Wednesday, May 13, 2009

Complexity in World Politics: Concepts and Methods of a New Paradigm

Complexity in World Politics: Concepts and Methods of a New Paradigm
Edited by Neil E. Harrison

The feeling I got from this book was similar to much of the work I found on complexity and the social sciences, especially those that emphasized a place for agent based models. Complexity, emergence, and agent-based modeling offers an opportunity for greater scientific legitimacy, in this case, for the study of world politics. There is already a long history of modeling in political science, but I think the complexity banner has managed to illustrate that the models aren't just numeric abstracts but have power to explain the strange dynamic world of global politics. I'm going to focus on two chapters in particular.

I was disappointed with this book. While there was a good amount of discussion of the implications of complexity on the study of world politics and the usefulness of agent based modeling, there wasn't any actual modeling! That might be a big plus for the computational modeler - lots of interesting open questions have been posed, get to work! Regardless of the lack of actual models there is still a lot of value in this volume.

One of my favorite chapters was by Matthew J Hoffman. I have read papers by him before and I wasn't surprised that I enjoyed his take on environmental politics.

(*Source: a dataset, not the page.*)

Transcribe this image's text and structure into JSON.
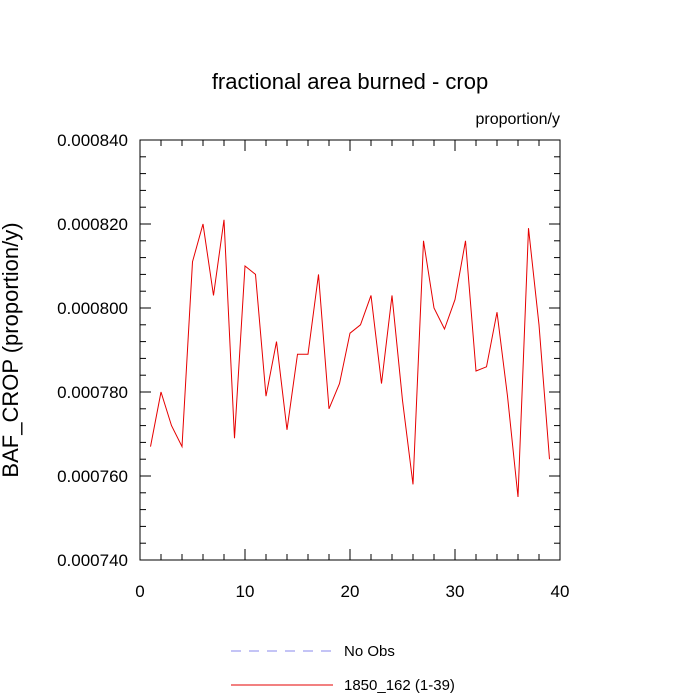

In environmental politics there has long been something called 'regime theory'. Regime theory is supposed to explain how states can reach compromises without some hegemonic central authority to guarantee or enforce the agreements. He focuses on the Montreal Protocol and abstracts 'rules' to the 'agents' of the international system. There are rules like 'CFC control is a North-only problem.' Changes to the environment due to evaluations of the Montreal Protocol by the United States causes the rule to change to 'universal participation' precipitating a change. This is a nice theory, methinks, but it needs a model! Hoffman ends the chapter saying that this explanation will gain great credibility if a model can be produced using theoretical assumptions that produces universal participation as an emergent property. Hm... anyone game? The theory needs to be cleaned up a bit so that a model can be reliably detailed, but it's possible.

Another interesting chapter was by Ravi Bhavnani on ethic norms and violence. I am reminded of one of the open questions Miller and Page posed of complexity science, When does heterogeneity matter? Well, Bhavnani has identified one case: ethnic violence. There seems to be, on the one hand, a normalization of deviance argument. Killing the other group became the norm and a game. As Hoffman, Bhavnani poses a model that isn't actually created. In this case he suggests that the model has no business being empirically validated as such validation is ridiculously impossible. He suggests that agents have varying levels of out-group extremism and in-group favoritism and that agents need a mechanism of punishing slackers - these assumptions are informed by careful analysis of the Rwandan genocide. There, of course, should be mechanisms for learning such as adopting the behavior of those the agent encounters. In addition the agents should have a pre-existing network or an endogenously-grown network of relationships between each other. A number of things could be explored, such as what the structure of the network does, the effect of varied compositions of pacifists and extremists, and what sort of effect the absence of punishment has. This model would give social scientists a laboratory to experiment with the emergence of a cascade of ethnic violence - since experimenting with the real thing is not very feasible. The author ends the chapter by championing agent-based models in contrast to game-theoretic or equation-based models - and I generally agree.

This book poses a lot of great questions, but provides very few answers. I feel that anyone who is curious about agent-based models or complexity in world politics would see a lot of value here. Although, this book is probably best for the agent-based modeler who is out of ideas and wants to publish some low-hanging fruit.